It’s a classic scene, straight out of a Norman Rockwell painting. Dad gives his son a ball and introduces him to the sport, and the son becomes a high school star, gets a scholarship to a top Division I program, and is named captain of the team. For Virginia guard Majestic Mapp, the portrait is an accurate one. His is an All-American tale of a father and son working together, bound by the love of a sport–the classic story of a family growing together and sharing the ups and downs of life along the way.

“From the time my dad put a basketball in my hand I wanted to be a basketball player,” said Mapp. “He was there with me all the time, rebounding for me as I took shot after shot, telling me what to do and what not to do. I learned lessons from him on the court and off the court.”

Saturdays in the Mapp family were spent at the Frederick Douglass Community Center in Harlem where a young Majestic worked on his schoolwork and his basketball. He learned the importance of a work ethic early and how to take care of his academic responsibilities while developing his skills at basketball. As one would expect, his dad was there to help him through it all as a resource both for basketball as well as life in general.

Majestic eventually moved onto the high school ranks where another father figure would surface in his life, his high school coach Gary DeCesare. DeCesare, the head coach at St. Raymond’s High School in Harlem, “helped me grow as a person and as a player,” said Mapp. “He knew what buttons to push to make me better and helped solidify the work ethic in me.”
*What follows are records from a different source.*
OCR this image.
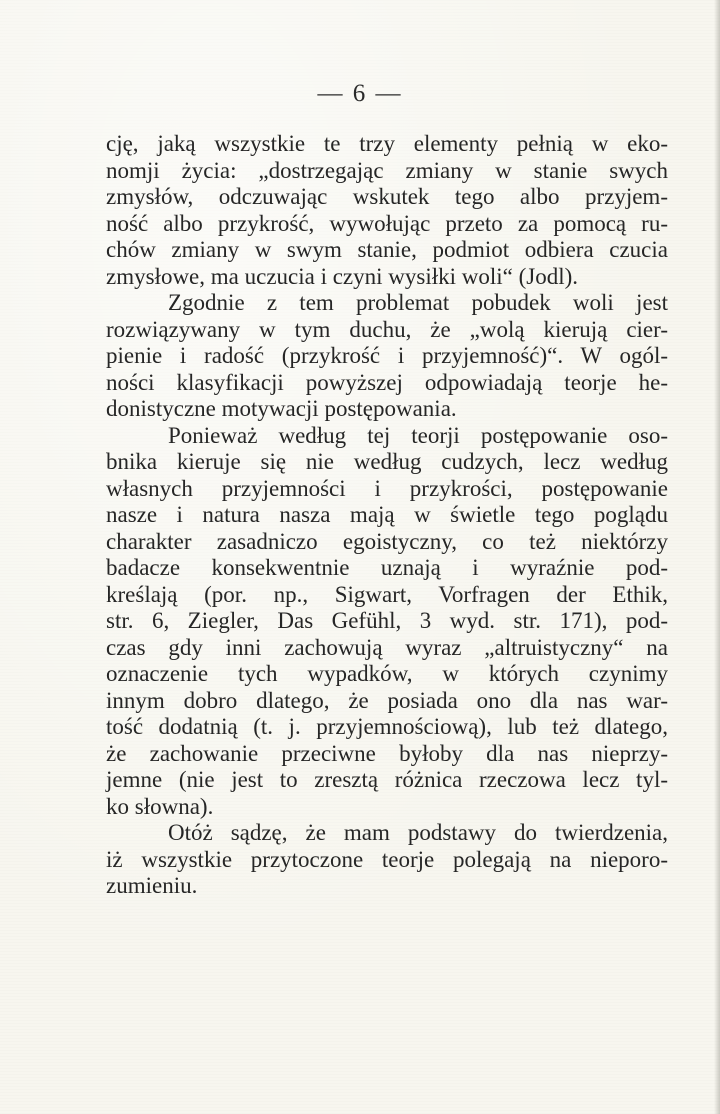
— 6 —
cję, jaką wszystkie te trzy elementy pełnią w eko-
nomji życia: „dostrzegając zmiany w stanie swych
zmysłów, odczuwając wskutek tego albo przyjem-
ność albo przykrość, wywołując przeto za pomocą ru-
chów zmiany w swym stanie, podmiot odbiera czucia
zmysłowe, ma uczucia i czyni wysiłki woli“ (Jodl).
Zgodnie z tem problemat pobudek woli jest
rozwiązywany w tym duchu, że „wolą kierują cier-
pienie i radość (przykrość i przyjemność)“. W ogól-
ności klasyfikacji powyższej odpowiadają teorje he-
donistyczne motywacji postępowania.
Ponieważ według tej teorji postępowanie oso-
bnika kieruje się nie według cudzych, lecz według
własnych przyjemności i przykrości, postępowanie
nasze i natura nasza mają w świetle tego poglądu
charakter zasadniczo egoistyczny, co też niektórzy
badacze konsekwentnie uznają i wyraźnie pod-
kreślają (por. np., Sigwart, Vorfragen der Ethik,
str. 6, Ziegler, Das Gefühl, 3 wyd. str. 171), pod-
czas gdy inni zachowują wyraz „altruistyczny“ na
oznaczenie tych wypadków, w których czynimy
innym dobro dlatego, że posiada ono dla nas war-
tość dodatnią (t. j. przyjemnościową), lub też dlatego,
że zachowanie przeciwne byłoby dla nas nieprzy-
jemne (nie jest to zresztą różnica rzeczowa lecz tyl-
ko słowna).
Otóż sądzę, że mam podstawy do twierdzenia,
iż wszystkie przytoczone teorje polegają na nieporo-
zumieniu.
Under DeCesare’s careful watch, Mapp blossomed as a prep player and was invited to the 1999 USA Basketball Men’s Junior World Championship team trials. A high school All-American, Mapp was one of the top-rated prospects in the nation his senior year. He finally settled on Virginia as his college choice, and upon the completion of his final game at St. Raymond’s, the reality that he was going to be a college player settled in.

After accepting a scholarship offer from head coach Pete Gillen to play at UVa, Mapp served as a key reserve for the Cavaliers in his rookie season of 1999-2000. He played in all 31 games that season and made two starts. His two starts were both victories for the ‘Hoos, as Virginia defeated Providence 80-64 and Arizona State 70-64 in the Puerto Rico Shootout. Mapp started his collegiate career with a pair of 10-point games as the ‘Hoos won their season opener over Elon 97-66 and followed it up with a 98-57 win over in-state rival VMI.

The Cavaliers played St. John’s in Madison Square Garden that December, which afforded Mapp the chance to play in front of his home crowd as a freshman. “The Garden is the place that kids dreamed about playing in,” said Mapp. “I had played there before, but playing for a college in front of my friends and family was a big deal.”

Mapp did not disappoint his faithful followers, scoring nine points and dishing out five assists putting in 29 minutes of duty. He followed that game up with a second consecutive five-assist night, helping Virginia defeat Loyola (Md.) at home 98-67.

Mapp started the 2000 portion of his freshman season strongly, putting together a string of 15 games in which he had a 2.92 assist-to-turnover ratio, handing out 35 assists while making only 12 turnovers as Virginia went 10-5 in that stretch. Mapp hit a career-high 12 points twice in that time and at one point hit 12 consecutive free throws. In the Cavaliers’ 87-85 upset of #21 North Carolina, Mapp had three assists, three points and a steal during a key 18-7 run in the second half that put the ‘Hoos ahead to stay.

Mapp concluded his freshman campaign ranked second on the team in assists with 69, which ranked him fourth among all freshmen in the ACC. He was also named to the ACC Academic Honor that season and earned the team’s Fireman Award at the team banquet at the conclusion of the season.

Four months later Mapp’s life took a drastic change as he tore his anterior cruciate ligament while playing a basketball game on his high school floor. After a pair of surgeries to repair the damage and two years of rehabilitation, Mapp is still looking forward to getting back on the court. His work ethic has not changed and his determination is still as strong as ever, qualities that have helped him tremendously during this period. They are also qualities that he has worked to impart to his teammates as a captain; an honor afforded him at the start of the 2002-03 season.

“It is my responsibility as a fourth-year to be a leader for this team,” said Mapp. “I need to be a person that the younger guys look up to and ask for advice. I need to know what to say and what not to say.”

Virginia head coach Pete Gillen is obviously hopeful that the Cavaliers will welcome Mapp back to the court soon. “We need him,” said Gillen. “He’s a smart player and a very confident player. He also has a great feel for the game.”

While Mapp is biding his time with the injury, he is still a positive influence for the rest of the team, carrying on the tradition instilled in him by both his father and his high school coach. “Playing is a lot of hard work,” said Mapp. “It takes a lot of mental and physical ability, and you can’t let anything get in your way.”

Mapp credits his father for continuing to be a support for him. “We’ve talked a lot about not giving up on my knee injury,” said Mapp. “I have my good days and my bad days, and that hasn’t changed since he put the ball in my hands.”

Mapp continues to have a positive outlook on the rest of his basketball career. The same determination to succeed that he showed as a youngster at Douglass Community Center is at the very core of his belief almost 15 years later, a solid work ethic focusing on looking ahead while taking care of the business at hand. Mapp and his father will have plenty to share in the years ahead.